Once again we formulate the equations:
def fun_2(x, y, dy, d2y, k1, k2):
return np.array([d2y[0] + k1 * y[1] + 1, d2y[1] + k2 * np.log(1 + y[0])])
def bc_2(x, y, dy, d2y, k1, k2):
return np.array([y[0], y[1] - 1])
I’m using k1=1 and k2=-1 here to make it more challenging. And the same second step…
problem_2 = OrthogonalCollocation(fun_2, bc_2, n_points, 1, x0=0.0, x1=1.0)
y02 = np.zeros([2, n_points + 1])
problem_2.collocate(y02, args=(k1, k2), method="hybr", tol=1e-6)
And now it looks like this:

And once again the solver returned great results!
In the following example, let us try a complex real-world problem.

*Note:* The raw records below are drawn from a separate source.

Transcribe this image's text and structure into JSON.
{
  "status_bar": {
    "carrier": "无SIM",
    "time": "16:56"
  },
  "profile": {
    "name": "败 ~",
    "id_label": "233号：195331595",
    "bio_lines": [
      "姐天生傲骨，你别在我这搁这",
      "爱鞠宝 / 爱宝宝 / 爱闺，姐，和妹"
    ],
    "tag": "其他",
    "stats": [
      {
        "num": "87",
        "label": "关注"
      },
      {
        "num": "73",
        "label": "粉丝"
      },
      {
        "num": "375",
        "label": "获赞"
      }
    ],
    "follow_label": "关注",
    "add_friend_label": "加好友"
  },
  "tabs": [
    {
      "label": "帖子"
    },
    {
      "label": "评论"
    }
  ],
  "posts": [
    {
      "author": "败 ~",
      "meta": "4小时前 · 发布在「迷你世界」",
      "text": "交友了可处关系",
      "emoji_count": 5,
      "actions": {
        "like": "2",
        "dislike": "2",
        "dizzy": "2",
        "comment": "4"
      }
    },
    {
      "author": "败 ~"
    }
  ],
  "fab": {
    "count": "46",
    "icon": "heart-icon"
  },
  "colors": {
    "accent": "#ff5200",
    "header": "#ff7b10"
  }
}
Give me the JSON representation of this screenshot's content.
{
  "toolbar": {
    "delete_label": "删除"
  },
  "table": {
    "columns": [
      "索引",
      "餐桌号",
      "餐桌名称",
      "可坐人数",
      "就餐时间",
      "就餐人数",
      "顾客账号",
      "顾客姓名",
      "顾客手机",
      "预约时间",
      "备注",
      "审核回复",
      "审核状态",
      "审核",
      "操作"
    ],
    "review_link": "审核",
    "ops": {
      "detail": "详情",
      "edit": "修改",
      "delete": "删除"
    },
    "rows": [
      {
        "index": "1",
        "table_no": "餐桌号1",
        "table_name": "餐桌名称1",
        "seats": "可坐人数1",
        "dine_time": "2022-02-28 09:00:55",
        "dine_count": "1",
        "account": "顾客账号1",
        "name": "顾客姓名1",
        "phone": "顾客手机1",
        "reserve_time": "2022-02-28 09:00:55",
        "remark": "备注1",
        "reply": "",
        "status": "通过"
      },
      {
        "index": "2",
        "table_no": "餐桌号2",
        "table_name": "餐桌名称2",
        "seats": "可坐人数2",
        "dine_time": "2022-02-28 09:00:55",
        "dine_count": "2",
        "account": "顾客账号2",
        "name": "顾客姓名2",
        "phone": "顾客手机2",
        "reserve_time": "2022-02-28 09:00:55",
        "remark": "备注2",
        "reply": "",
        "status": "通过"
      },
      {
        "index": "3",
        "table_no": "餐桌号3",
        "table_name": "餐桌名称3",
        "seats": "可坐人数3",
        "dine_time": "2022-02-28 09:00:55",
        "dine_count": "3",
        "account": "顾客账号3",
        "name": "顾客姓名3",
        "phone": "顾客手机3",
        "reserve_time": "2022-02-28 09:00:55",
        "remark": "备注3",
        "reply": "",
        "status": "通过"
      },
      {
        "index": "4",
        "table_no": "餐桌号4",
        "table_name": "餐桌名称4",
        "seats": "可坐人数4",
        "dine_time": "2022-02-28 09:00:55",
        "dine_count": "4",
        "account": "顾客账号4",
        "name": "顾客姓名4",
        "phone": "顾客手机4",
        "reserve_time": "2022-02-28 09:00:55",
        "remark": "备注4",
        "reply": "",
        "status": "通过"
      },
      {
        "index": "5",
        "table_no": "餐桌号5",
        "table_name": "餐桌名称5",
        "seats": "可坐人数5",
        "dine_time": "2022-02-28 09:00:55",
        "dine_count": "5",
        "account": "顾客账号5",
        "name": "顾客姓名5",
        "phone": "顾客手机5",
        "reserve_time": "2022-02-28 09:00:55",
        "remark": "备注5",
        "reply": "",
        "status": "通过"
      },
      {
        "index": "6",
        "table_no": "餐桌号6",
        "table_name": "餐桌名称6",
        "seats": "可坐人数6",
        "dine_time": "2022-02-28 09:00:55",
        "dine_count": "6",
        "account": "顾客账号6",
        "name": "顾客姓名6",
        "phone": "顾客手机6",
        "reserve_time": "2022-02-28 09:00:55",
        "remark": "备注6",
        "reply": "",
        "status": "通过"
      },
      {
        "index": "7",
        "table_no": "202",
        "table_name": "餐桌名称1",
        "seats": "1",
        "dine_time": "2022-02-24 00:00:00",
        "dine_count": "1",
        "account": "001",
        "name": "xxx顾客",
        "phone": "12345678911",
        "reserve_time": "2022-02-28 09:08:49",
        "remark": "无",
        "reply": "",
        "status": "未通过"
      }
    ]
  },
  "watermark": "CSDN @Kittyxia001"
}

The Styrene Reactor Problem
Remember I mentioned the Styrene reactor? So I have been working on this problem for some time and I have been able to develop an insightful study in which orthogonal collocation was used to model intraparticle diffusion. I believe this can give a good example of how a real-world application would look like.
Once fundamental equations were able to describe the process, the model could predict how much of the process inputs (reactants) were converted into desired outputs (styrene) for different conditions (such as temperature and pressure). Then it was the object of an optimization task "What are the most adequate operational conditions to convert inputs into desired outputs?".
If you are interested in details, I invite you to take a look at the article Simulation and optimization of axial-flow and radial-flow reactors for dehydrogenation of ethylbenzene into styrene based on a heterogeneous kinetic model.
In simple terms (as much as possible), there is a diffusional problem, and the concentrations of reactants inside the catalyst pellets are different from those on the surface, and so are effective reaction rates, thus we must calculate the effectiveness factors of reactions.
In my example notebook, I’ve tested different numbers of collocation points, described equations in detail, and compared results to scipy. The complete formulation is quite long for a short article, so I will present here what the main results look like for different numbers of collocation points.

Notice three collocation points produce results with already impressive precision, and results with six points are almost equal to nine. All these results took less than a quarter of computational time compared to the benchmark _scipy.integrate.solvebvp…
Conclusions
A simple yet robust framework for solving symmetric boundary value problems using orthogonal collocation was developed in Python. It is easy to use and was validated against peer solvers. A complex real-world problem was implemented, in which with very few collocation points results were remarkably accurate. The framework is available on this GIT repository.
References
Lee, W. J. & Froment, G. F., 2008. Ethylbenzene Dehydrogenation into Styrene: Kinetic Modeling and Reactor Simulation. Ind. Eng. Chem. Res., 47(23), pp. 9183–9194.
Leite, B., Costa, A. O. S. & Costa Junior, E. F., 2021. Simulation and optimization of axial-flow and radial-flow reactors for dehydrogenation of ethylbenzene into styrene based on a heterogeneous kinetic model. Chem. Eng. Sci., Volume 244, p. 116805.
Villadsen, J. & Stewart, W. E., 1967. Solution of boundary-value problems by orthogonal collocation. Chem. Eng. Sci., 22(11), pp. 1483–1501.